One other area the team improved is the ability to analyze and respond to user reviews. Now, instead of just giving you a list of reviews from the store, Google will automatically summarize reviews for you and highlight the most important things from them. By default, the console will show you what users are saying about some key areas that influence an app’s success, including stability and design, and how they influence the app’s overall star rating. In addition to these generic topics, the service will also show a list of unique topics that are mentioned in your reviews.
The same list will also then compare your metrics to those of similar apps. These benchmarks, Powers tells me, are a feature developers have been requesting.
To make responding to review easier, Google is launching a new API that allows developers to respond to them from both their custom tools and through partners like Zendesk, which is launching its integration today.
Other new features in the Play developer console includes more in-depth acquisition funnel analytics that can now break down numbers by country and benchmarks, as well as a new service that automatically rounds prices to numbers that make sense in a given country (think $1.99 in the U.S. and 200 yen in Japan).

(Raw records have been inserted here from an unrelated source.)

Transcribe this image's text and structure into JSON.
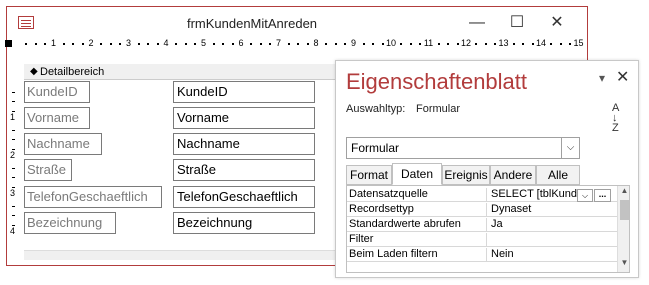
{
  "form_window": {
    "title": "frmKundenMitAnreden",
    "minimize": "—",
    "maximize": "☐",
    "close": "✕"
  },
  "ruler": {
    "numbers": [
      "1",
      "2",
      "3",
      "4",
      "5",
      "6",
      "7",
      "8",
      "9",
      "10",
      "11",
      "12",
      "13",
      "14",
      "15"
    ],
    "vertical": [
      "1",
      "2",
      "3",
      "4"
    ]
  },
  "detail_section": {
    "label": "Detailbereich"
  },
  "fields": [
    {
      "label": "KundeID",
      "value": "KundeID"
    },
    {
      "label": "Vorname",
      "value": "Vorname"
    },
    {
      "label": "Nachname",
      "value": "Nachname"
    },
    {
      "label": "Straße",
      "value": "Straße"
    },
    {
      "label": "TelefonGeschaeftlich",
      "value": "TelefonGeschaeftlich"
    },
    {
      "label": "Bezeichnung",
      "value": "Bezeichnung"
    }
  ],
  "property_sheet": {
    "title": "Eigenschaftenblatt",
    "selection_type_label": "Auswahltyp:",
    "selection_type_value": "Formular",
    "sort_icon": "A↓Z",
    "pin": "▾",
    "close": "✕",
    "object_combo": {
      "value": "Formular",
      "button": "⌵"
    },
    "tabs": [
      "Format",
      "Daten",
      "Ereignis",
      "Andere",
      "Alle"
    ],
    "active_tab": "Daten",
    "properties": [
      {
        "name": "Datensatzquelle",
        "value": "SELECT [tblKunde"
      },
      {
        "name": "Recordsettyp",
        "value": "Dynaset"
      },
      {
        "name": "Standardwerte abrufen",
        "value": "Ja"
      },
      {
        "name": "Filter",
        "value": ""
      },
      {
        "name": "Beim Laden filtern",
        "value": "Nein"
      }
    ],
    "dropdown_button": "⌵",
    "builder_button": "..."
  },
  "colors": {
    "accent": "#b23c3c",
    "border": "#7a7a7a",
    "panel_bg": "#ffffff"
  }
}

For the first time, too, the team is launching a mobile app for the Play developer console. Powers tells me this app will allow developers to quickly check stats on the fly, but not every report is available in the app yet. The app will also be able to send notifications to developers.
To ensure developers also tune their apps for users in emerging markets, Google is launching a set of guidelines with checklists for optimizing their apps, as well as a more in-depth guide with tips and best practices for expanding into these markets.